Préparez-vous à vous ridiculiser dans “WarioWare: Move It!”, dès le 3 novembre sur Switch. ©Nintendo

Vingt ans déjà que la série WarioWare fait figure d’ovni sur les consoles de Nintendo avec ses microjeux consternants d’idiotie. Pourquoi les joueurs en redemandent-ils et comment expliquer l’efficacité d’un concept dont le génie défie la logique ? La sortie de WarioWare: Move It! ce 3 novembre sur Switch nous aide à mieux comprendre cet étrange pouvoir d’attraction.

Il est sans doute le personnage le plus détestable jamais créé dans un jeu vidéo.
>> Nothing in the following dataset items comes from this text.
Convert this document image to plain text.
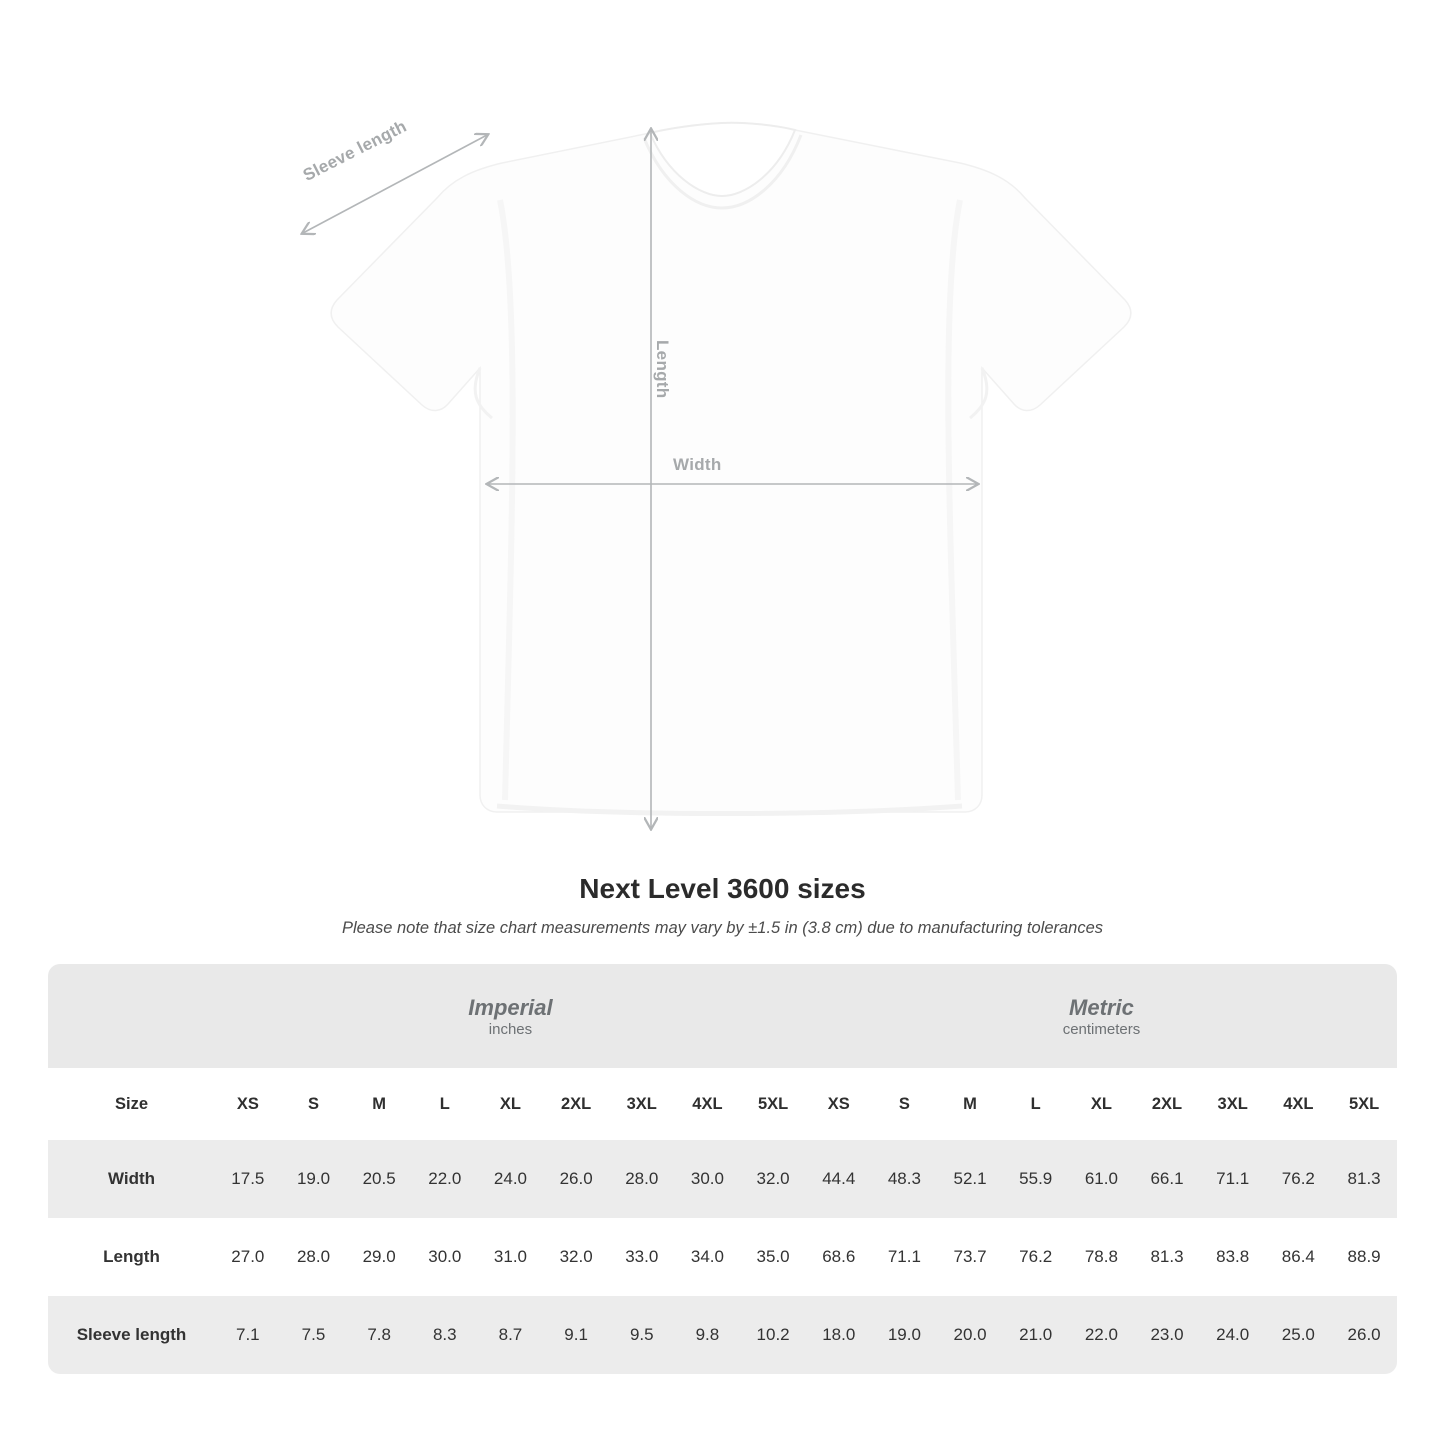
Sleeve length
Length
Width
Next Level 3600 sizes

Please note that size chart measurements may vary by ±1.5 in (3.8 cm) due to manufacturing tolerances

Imperial
inches

Metric
centimeters

Size	XS	S	M	L	XL	2XL	3XL	4XL	5XL	XS	S	M	L	XL	2XL	3XL	4XL	5XL
Width	17.5	19.0	20.5	22.0	24.0	26.0	28.0	30.0	32.0	44.4	48.3	52.1	55.9	61.0	66.1	71.1	76.2	81.3
Length	27.0	28.0	29.0	30.0	31.0	32.0	33.0	34.0	35.0	68.6	71.1	73.7	76.2	78.8	81.3	83.8	86.4	88.9
Sleeve length	7.1	7.5	7.8	8.3	8.7	9.1	9.5	9.8	10.2	18.0	19.0	20.0	21.0	22.0	23.0	24.0	25.0	26.0
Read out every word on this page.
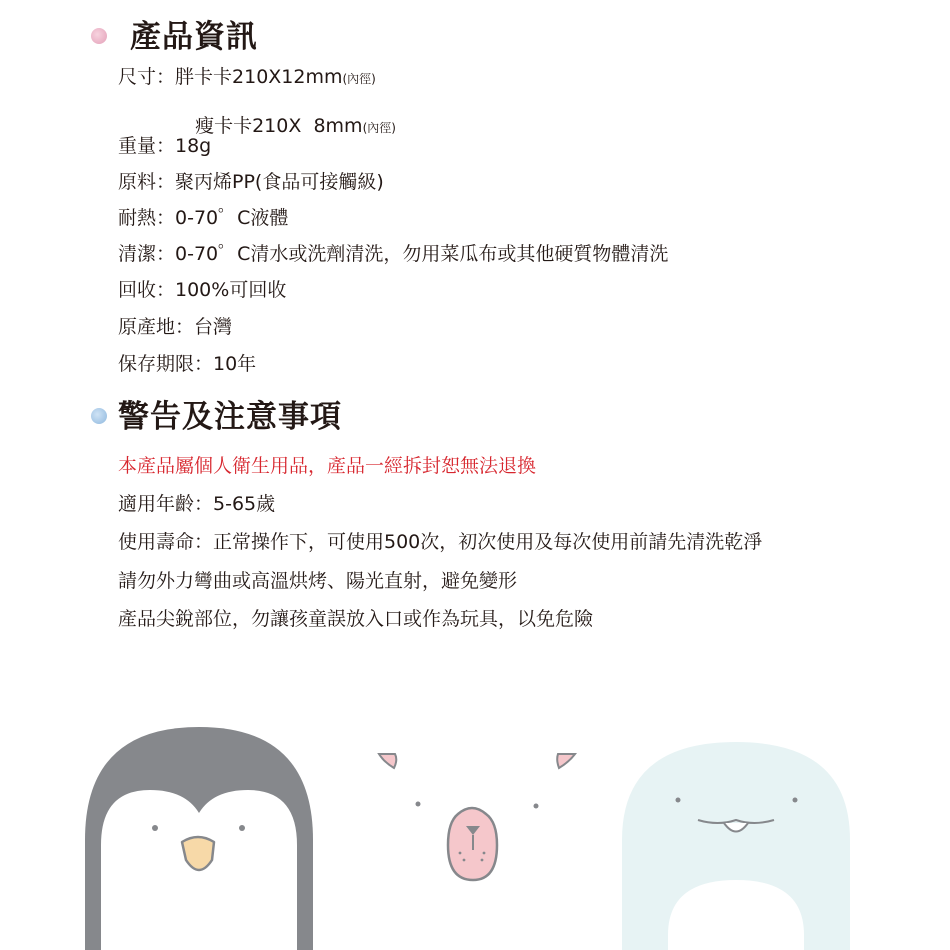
產品資訊
尺寸：胖卡卡210X12mm(內徑)

瘦卡卡210X  8mm(內徑)

重量：18g
原料：聚丙烯PP(食品可接觸級)
耐熱：0-70゜C液體
清潔：0-70゜C清水或洗劑清洗，勿用菜瓜布或其他硬質物體清洗
回收：100%可回收
原產地：台灣
保存期限：10年
警告及注意事項
本產品屬個人衛生用品，產品一經拆封恕無法退換
適用年齡：5-65歲
使用壽命：正常操作下，可使用500次，初次使用及每次使用前請先清洗乾淨
請勿外力彎曲或高溫烘烤、陽光直射，避免變形
產品尖銳部位，勿讓孩童誤放入口或作為玩具，以免危險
Depuis 1992, Nintendo fait tout pour nous le rendre antipathique et insupportable, mais rien n’y fait : il revient inlassablement hanter nos consoles. Wario a dévoilé son horrible faciès pour la première fois dans Super Mario Land 2: 6 Golden Coins en tant que nouvel antagoniste du plombier.

Son initiale en forme de M inversé ne trompait personne : il est né pour incarner tout ce que Mario ne pourra jamais être, véritable incarnation du vice et de l’avarice. Dès l’année suivante, il lui vole carrément la vedette en prenant sa place en tant que personnage jouable dans le bien nommé Wario Land: Super Mario Land 3. Ce n’est alors que le début de sa folle ascension.
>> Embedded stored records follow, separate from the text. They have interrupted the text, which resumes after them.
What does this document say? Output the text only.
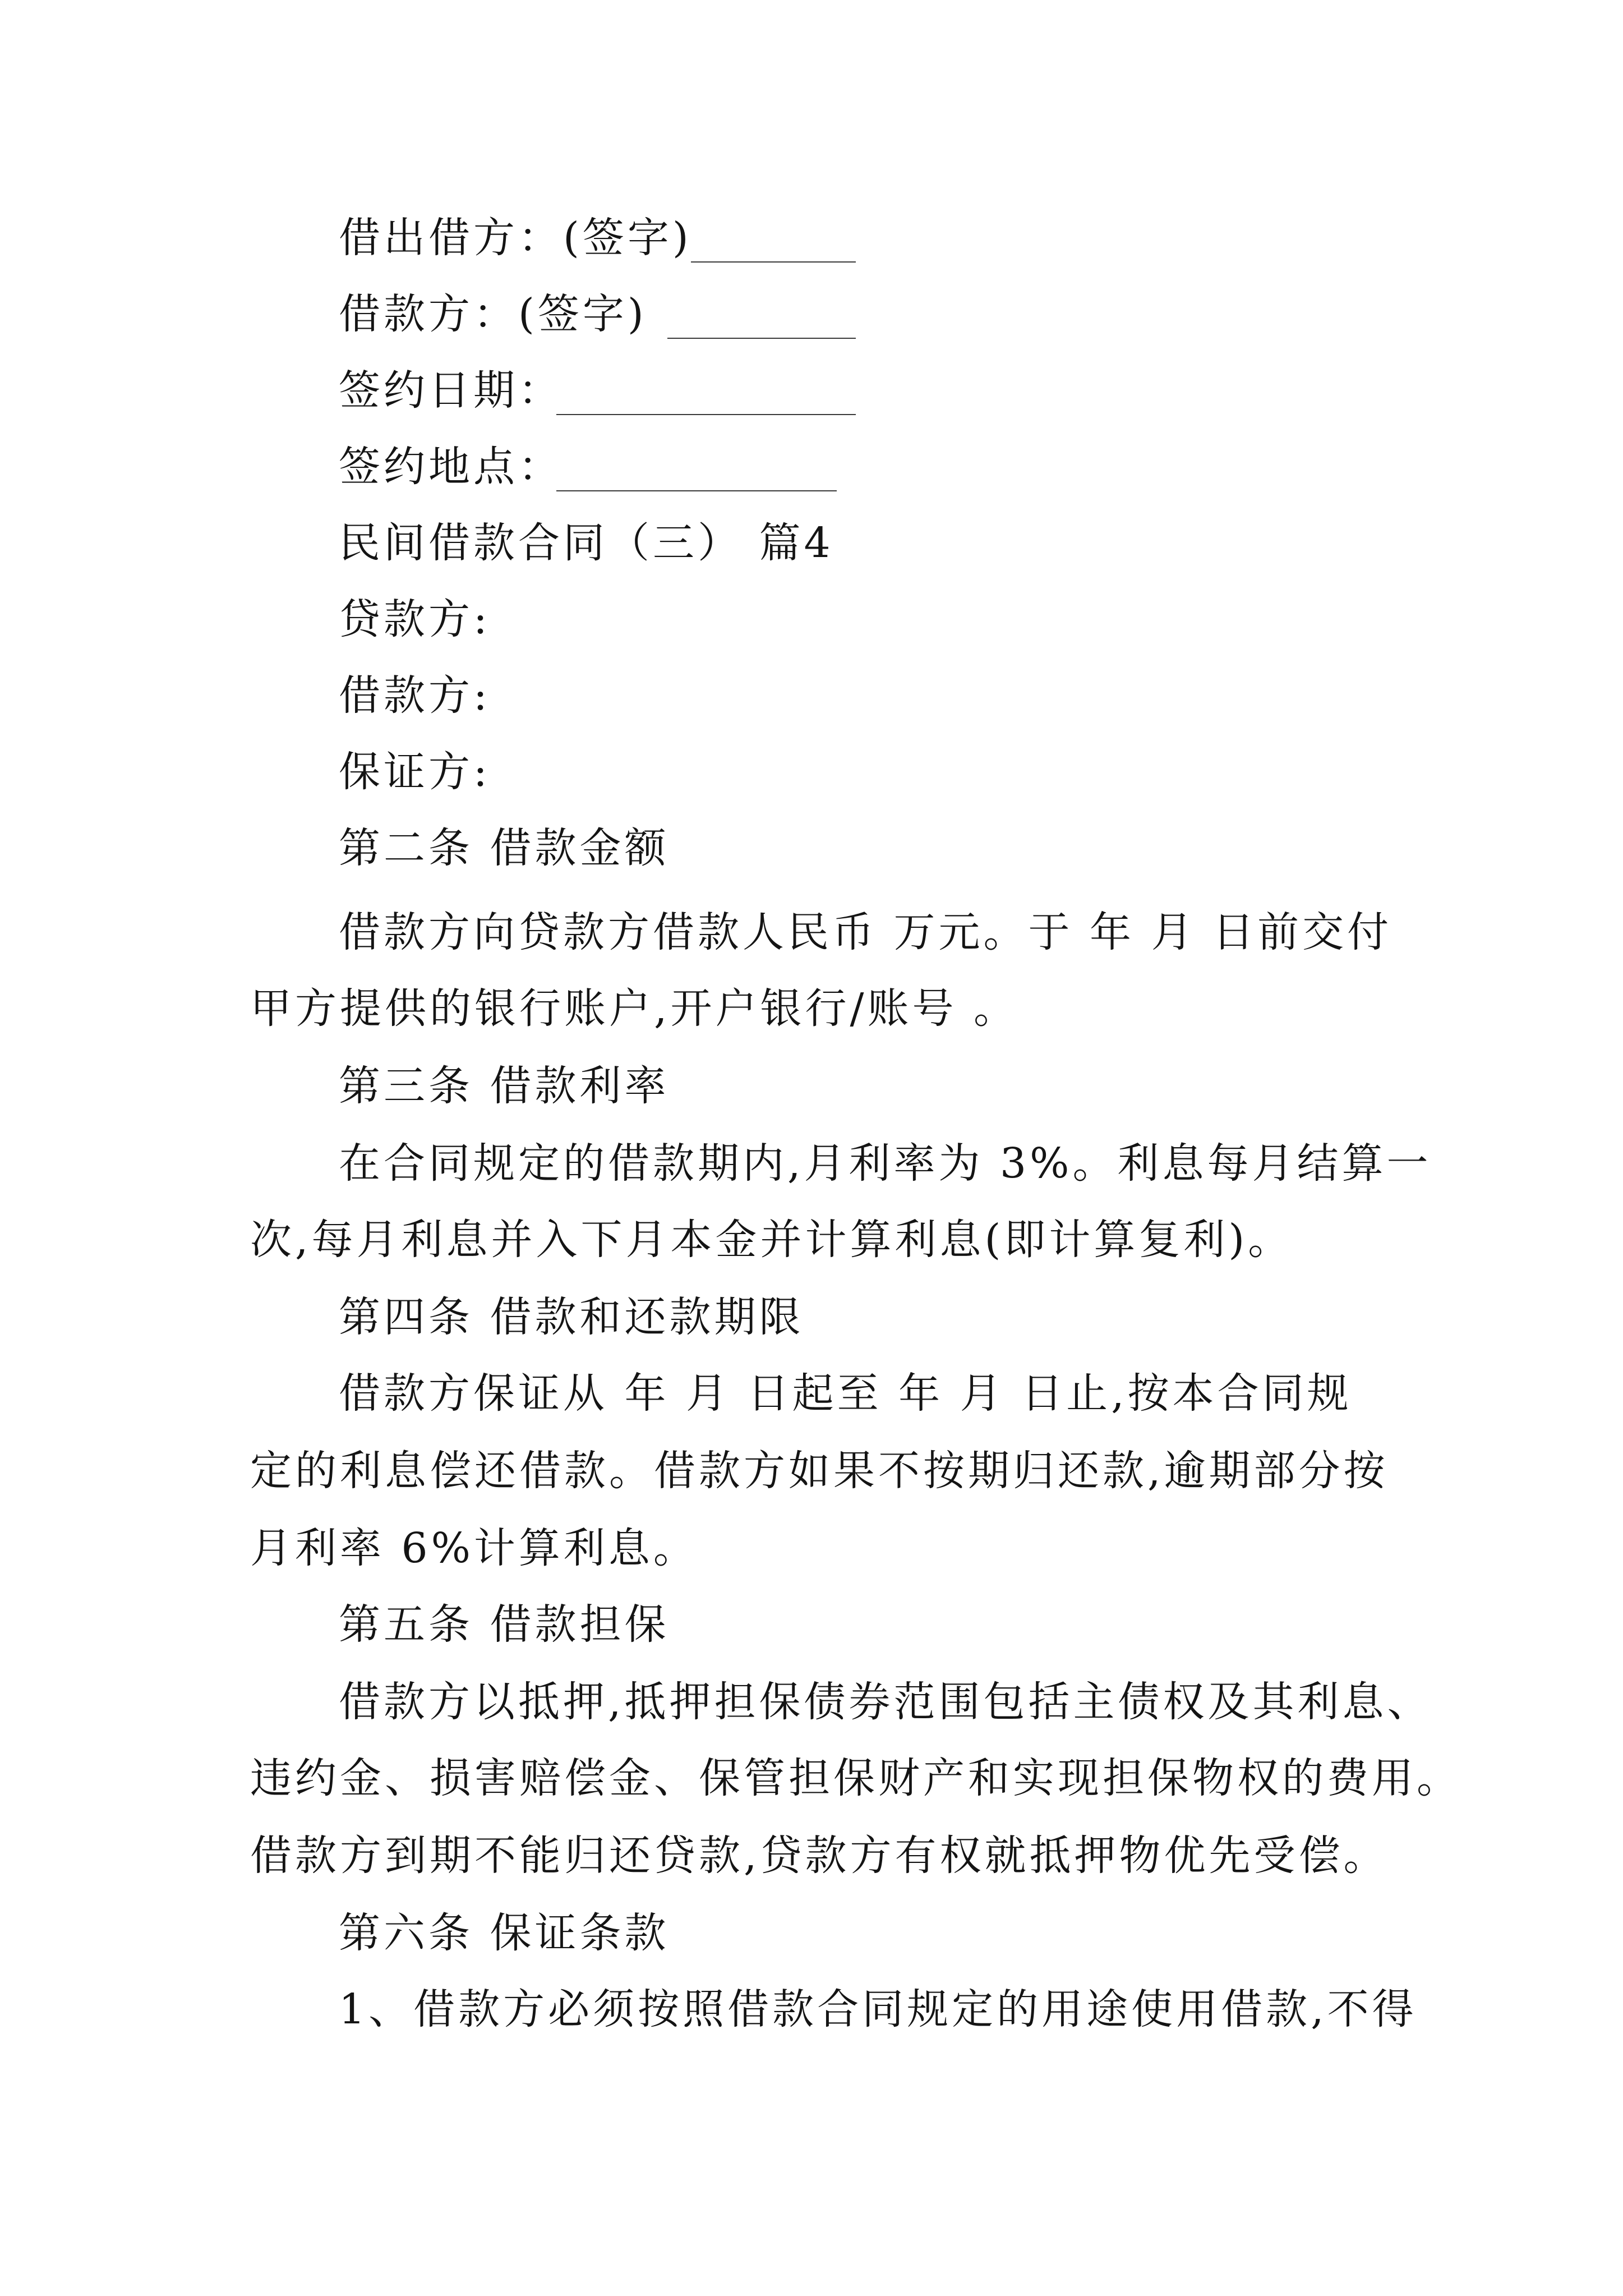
借出借方：(签字)
借款方：(签字)
签约日期：
签约地点：
民间借款合同（三） 篇4
贷款方:
借款方:
保证方:
第二条 借款金额
借款方向贷款方借款人民币 万元。于 年 月 日前交付
甲方提供的银行账户,开户银行/账号 。
第三条 借款利率
在合同规定的借款期内,月利率为 3%。利息每月结算一
次,每月利息并入下月本金并计算利息(即计算复利)。
第四条 借款和还款期限
借款方保证从 年 月 日起至 年 月 日止,按本合同规
定的利息偿还借款。借款方如果不按期归还款,逾期部分按
月利率 6%计算利息。
第五条 借款担保
借款方以抵押,抵押担保债券范围包括主债权及其利息、
违约金、损害赔偿金、保管担保财产和实现担保物权的费用。
借款方到期不能归还贷款,贷款方有权就抵押物优先受偿。
第六条 保证条款
1、借款方必须按照借款合同规定的用途使用借款,不得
Laid, cupide et viscéralement mauvais, Wario se présente au monde dans cette publicité de Super Mario Land 2 : 6 Golden Coins.

Car l’horrible bonhomme est d’une cupidité navrante et n’existe que pour nous faire remarquer que, si le plombier collectionne les pièces d’or depuis des années, il n’a jamais cherché à s’enrichir. Tout le contraire de Wario, donc, qui trimballe des sacs entiers de pièces de monnaie dans la série à succès Wario Land.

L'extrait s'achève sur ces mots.